Center a Tribute to Judge Damon J. Keith's Lifetime Pursuit of Civil Rights

Center a Tribute to Judge Damon J. Keith's Lifetime Pursuit of Civil Rights


May 18, 2010
Michael H. Hodges / The Detroit News

When Winnie and Nelson Mandela came to Detroit in 1990, Judge Damon J. Keith called Rosa Parks to see if she needed a ride to the airport for the welcome ceremony. Her caretaker, however, said the two of them hadn't been invited.

"You're kidding!" said an astonished Keith, telling them he'd be by shortly to pick them up. When the Mandelas got off the plane, they made a beeline for Parks, bypassing the governor, the mayor and the president of the United Auto Workers. "Rosa Parks!" they cried, throwing their arms around her.

"You see," said the 87-year-old Keith with a smile, "that was the face they knew."

On Monday, Wayne State University Law School will break ground on the Damon J. Keith Center for Civil Rights.

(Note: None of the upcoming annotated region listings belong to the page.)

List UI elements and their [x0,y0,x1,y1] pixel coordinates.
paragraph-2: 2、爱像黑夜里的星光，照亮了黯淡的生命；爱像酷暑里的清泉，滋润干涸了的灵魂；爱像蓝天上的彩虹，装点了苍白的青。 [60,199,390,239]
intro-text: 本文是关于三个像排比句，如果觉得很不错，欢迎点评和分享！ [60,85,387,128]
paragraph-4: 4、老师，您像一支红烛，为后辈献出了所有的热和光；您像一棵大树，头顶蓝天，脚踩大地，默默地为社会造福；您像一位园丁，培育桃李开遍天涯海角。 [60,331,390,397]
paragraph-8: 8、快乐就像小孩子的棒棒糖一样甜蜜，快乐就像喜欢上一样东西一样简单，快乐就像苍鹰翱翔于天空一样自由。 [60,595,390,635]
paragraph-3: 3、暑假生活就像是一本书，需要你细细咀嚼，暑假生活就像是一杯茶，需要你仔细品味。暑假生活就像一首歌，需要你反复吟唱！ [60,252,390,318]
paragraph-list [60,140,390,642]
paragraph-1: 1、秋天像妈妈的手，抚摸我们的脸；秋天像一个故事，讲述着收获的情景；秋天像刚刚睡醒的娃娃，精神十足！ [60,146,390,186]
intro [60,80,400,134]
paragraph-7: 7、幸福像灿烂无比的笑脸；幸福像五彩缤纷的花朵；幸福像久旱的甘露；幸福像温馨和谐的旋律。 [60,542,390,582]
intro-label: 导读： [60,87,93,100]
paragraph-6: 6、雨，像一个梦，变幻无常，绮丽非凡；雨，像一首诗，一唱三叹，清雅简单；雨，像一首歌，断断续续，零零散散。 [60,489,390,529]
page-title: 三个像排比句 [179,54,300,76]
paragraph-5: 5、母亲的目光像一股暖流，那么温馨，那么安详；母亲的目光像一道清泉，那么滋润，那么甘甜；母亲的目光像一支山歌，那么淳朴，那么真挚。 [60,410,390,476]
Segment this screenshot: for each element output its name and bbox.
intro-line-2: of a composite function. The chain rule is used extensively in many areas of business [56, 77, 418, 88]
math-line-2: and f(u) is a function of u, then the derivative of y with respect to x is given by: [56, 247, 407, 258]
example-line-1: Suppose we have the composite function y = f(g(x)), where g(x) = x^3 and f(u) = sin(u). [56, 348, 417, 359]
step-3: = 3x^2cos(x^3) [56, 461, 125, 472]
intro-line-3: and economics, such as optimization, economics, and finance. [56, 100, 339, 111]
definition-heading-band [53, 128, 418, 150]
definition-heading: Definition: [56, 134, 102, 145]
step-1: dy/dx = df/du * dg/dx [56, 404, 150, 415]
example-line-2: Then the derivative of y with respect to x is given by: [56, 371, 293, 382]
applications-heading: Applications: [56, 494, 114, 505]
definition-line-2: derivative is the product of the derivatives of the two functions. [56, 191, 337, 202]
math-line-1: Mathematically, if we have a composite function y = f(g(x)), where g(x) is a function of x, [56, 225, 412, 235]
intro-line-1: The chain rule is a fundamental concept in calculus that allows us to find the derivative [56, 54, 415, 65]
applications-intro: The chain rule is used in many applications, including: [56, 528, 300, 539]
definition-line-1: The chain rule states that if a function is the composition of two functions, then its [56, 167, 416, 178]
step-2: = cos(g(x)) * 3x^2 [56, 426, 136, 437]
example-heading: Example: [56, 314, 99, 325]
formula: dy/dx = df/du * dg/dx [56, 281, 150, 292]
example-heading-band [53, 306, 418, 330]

The tribute recognizes the towering stature of the judge, whose landmark rulings over more than 42 years on the federal bench redefined civil rights and civil liberties law.

"The First Amendment is alive and well in no small part because of Judge Keith's efforts," said Robert M. Ackerman, dean of Wayne State's Law School.

Keith, who sits on the U.S. Court of Appeals, is the judge who rebuked President Richard Nixon on wiretaps and stopped secret deportation hearings under the Bush administration. He's the judge who desegregated Pontiac public schools, leading to one of the first mandatory busing programs outside the South.

Yet it is his many kindnesses to Detroit and its residents -- relocating Parks after she was mugged in her house, and saving the Charles H. Wright Museum of African American History -- that may constitute his most enduring legacy locally.